Great Throughts Treasury

This site is dedicated to the memory of Dr. Alan William Smolowe who gave birth to the creation of this database.

Roswell Dwight Hitchcock

American Clergy and Educator

"He only is great at heart who floods the world with a great affection. He only is great of mind who stirs the world with great thoughts. He only is great of will who does something to shape the world to a great career. And he is greatest who does the most of all these things and does them best."

"Religion implies revelation."

"The secret of all success is to know how to deny yourself. Prove that you can control yourself, and you are an educated man; and without this all other education is good for nothing... To you self-denial may only mean weariness, restraint, ennui; but it means, also, love, perfection, sanctification."

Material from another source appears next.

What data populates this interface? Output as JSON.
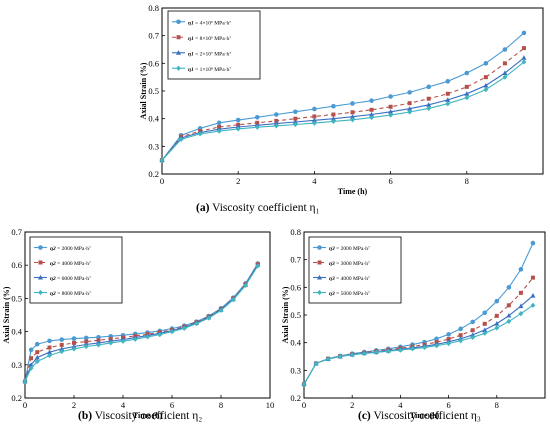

"True greatness, first of all, is a thing of the heart. It is alive with robust and generous sympathies. It is neither behind its age nor too far before it. It is up with its age, and ahead of it only just so far as to be able to lead its march. It cannot slumber, for activity is a necessity of its existence. It is no reservoir, but a fountain."

"Twin-sister of natural and revealed religion, and of heavenly birth, science will never belie her celestial origin, nor cease to sympathize with all that emanates from the same pure home. Human ignorance and prejudice may for a time seem to have divorced what God has joined together; but human ignorance and prejudice shall at length pass away, and then science and religion shall be seen blending their parti-colored rays into one beautiful bow of light, linking heaven to earth and earth to heaven."

"A man isn't poor if he can still laugh."

"Money spent on ourselves may be a millstone about the neck; spent on others it may give us wings like eagles."

"Atheistic morality is not impossible, but it will never answer our purpose.—The morality that holds the great masses of sinewy people together must be very firmly rooted in an honest, downright personal faith and fear."

"Caesar was Rome's escape from communism. I expect no Caesar; I find on our map no Rubicon. But then I expect to see communistic madness rebuked and ended."

"Idleness is paralysis."

"In a truly heroic life there is no peradventure. It is always either doing or dying."

"It is a luxury to learn; but the luxury of learning is not to be compared with the luxury of teaching."

"It is written in God's word, and in all the history of the race, that nations, if they live at all, live not by felicity of position, or soil, or climate, and not by abundance of material good, but by the living word of the living God.—The commandments of God are the bread of life for the nations."

"More than one of the strong nations may shortly have to choose between a selfish secular civilization, whose God is science, and an unselfish civilization whose Cod is Christ."

"Of all sorts of earthly good the price is self-denial.—The lower must be sacrificed for the greater; the coarser give place to the finer.—Every step of our progress toward success is a sacrifice.—We gain by losing; grow by dwindling; live by dying."

"Plato was right in calling atheism a disease.—The human intellect in its healthy action, holds it for certain that there is a Great Being over us, invisible, infinite, ineffable, but of real, solid personality, who made and governs us, and who made and governs all things."

"Pleasure is far sweeter as a recreation than a business."

"Real power has fullness and variety. It is not narrow like lightning, but broad like light. The man who truly and worthily excels in any one line of endeavor, might also under a change of circumstances, have excelled in some other line. Power is a thing of solidity and wholeness."

"Religion is not a dogma, not an emotion, but a service.—Our redemption is not of the head alone, nor of the heart alone, but preeminently of the life, as the only infallible criterion of what we really are.—Not belief, not emotion, but obedience is the test.—Mere belief would make religion a mere theology. Mere emotion would make it a mere excitement.—While the true divine of it is a life, begotten of grace in the depths of the human soul, subduing to Christ all the powers of the heart and life, and incarnating itself in patient, steady, sturdy service—doing the will of God."

"Religious truth, touch what points of it you will, has always to do with the being and government of God, and is, of course, illimitable in its reach."

"The more pure and righteous a moral being is, the more squarely must he antagonize, the more intensely must he hate, the more surely must he punish impurity and unrighteousness. Volcanic fire inside the globe, and forked light­ning outside of it, are faint emblems of holy wrath.—When a thoroughly bad man stands revealed only lightning is logical.—He that sows the wind ought to reap the whirlwind."

"There are minerals called hydrophanous, which are not transparent till they are immersed in water, when they become so; as the hydrophane, a variety of opal. So it is with many a Christian. Till the floods of adversity been poured over him, his character appears marred and clouded by selfishness and worldly influences. But trials clear away the obscurity, and give distinctness and beauty to his piety."

"There is no pride on earth like the pride of intellect and science."

"Wealth is not of necessity a curse, nor poverty a blessing.—Wholesome and easy abundance is better than either extreme; better for our manhood that we have enough for daily comfort; enough for culture, for hospitality, for Christian charity.—More than this may or may not be a blessing.—Certainly it can be a blessing only by being accepted as a trust."

"What is human sin but the abuse of human appetites, of human passions, of human faculties, in themselves all innocent?"